Ultrahigh-performance liquid chromatography–tandem mass spectrometry (UHPLC–MS/MS) analysis of WFS. (A) Ultraviolet and base peak chromatograms. (B) Extracted ion chromatogram of identified phytochemicals. UV, ultraviolet; Rt, retention time.

Table 1

Phytochemical constituents of WFS by UHPLC–MS/MS.

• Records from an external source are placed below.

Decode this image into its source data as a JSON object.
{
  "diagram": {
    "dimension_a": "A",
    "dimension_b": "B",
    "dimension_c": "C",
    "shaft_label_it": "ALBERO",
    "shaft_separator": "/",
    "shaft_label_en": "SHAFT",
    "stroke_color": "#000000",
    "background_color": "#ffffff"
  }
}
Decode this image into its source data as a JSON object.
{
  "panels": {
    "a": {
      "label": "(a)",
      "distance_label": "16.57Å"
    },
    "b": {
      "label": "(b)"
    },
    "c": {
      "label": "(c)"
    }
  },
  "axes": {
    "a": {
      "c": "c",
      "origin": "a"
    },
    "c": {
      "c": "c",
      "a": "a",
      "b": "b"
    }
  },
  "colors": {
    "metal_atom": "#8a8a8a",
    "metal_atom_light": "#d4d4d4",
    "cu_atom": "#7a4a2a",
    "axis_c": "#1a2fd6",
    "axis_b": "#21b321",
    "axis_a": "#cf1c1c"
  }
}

No.	Rt (Min)	Calculated (m/z)	Estimated (m/z)	Adducts	Error (ppm)	Formula	MS/MS Fragments (m/z)	Identifications	Amounts (mg/g)
1	4.83	461.1665	461.1669	[M − H]−	−1.925	C20H30O12	315.1086, 205.0710, 135.0438	Forsythoside E	5.628
2	4.88	345.1191	345.1192	[M + HCO2]−	1.035	C14H20O7	299.1138, 119.0336	Salidroside	0.690
3	6.48	755.2404	755.2402	[M − H]−	−0.251	C34H44O19	623.1979, 461.1671, 161.0231	Forsythoside B	0.301
4	6.73	623.1981	623.1983	[M − H]−	−0.913	C29H36O15	623.1979, 461.1671, 179.0339, 161.0231	Forsythoside A	62.625
5	5.82	727.2455	727.2457	[M + HCO2]−	0.640	C32H42O16	357.1342, 151.0388	Pinoresinol diglucoside	0.089
6	7.51	519.1872	519.1874	[M − H]−	−0.231	C26H32O11	357.1342, 151.0388	Pinoresinol glucoside	4.773
7	9.32	579.2083	579.2084	[M + HCO2]−	−0.768	C27H34O11	371.1501, 356.1261	Forsythin	0.875
8	11.03	357.1344	357.1345	[M − H]−	−0.860	C20H22O6	357.1343, 313.1441, 221.0814, 137.0595	Matairesinol	0.137
9	12.56	373.1646	373.1649	[M + H]+	−0.171	C21H24O6	341.1379, 165.0546, 151.0390	Phillygenin	2.268
10	6.51	609.1461	609.1465	[M − H]−	−0.524	C27H30O16	301.0346, 300.0275	Rutin	1.658
11	9.48	303.0499	303.0498	[M + H]+	0.387	C15H10O7	303.0499	Quercetin	0.005
12	5.16	353.0878	353.0878	[M − H]−	−0.445	C16H18O9	191.0553	Chlorogenic acid	0.051

Rt, retention time; ppm, part per million.

4. Conclusions

This is the first study to demonstrate the beneficial effects of WFS on bone health in an estrogen-deficient state. We showed that WFS inhibited osteoclast differentiation and suppressed estrogen deficiency-induced bone loss and lipid accumulation in bone marrow. We also identified 12 phytochemical constituents with potential anti-osteoporotic activity. These findings provide evidence that WFS is an effective naturally derived alternative to standard therapies for the treatment of postmenopausal osteoporosis. The mechanisms underlying its inhibitory effect on lipid accumulation in bone marrow remains to be further studied.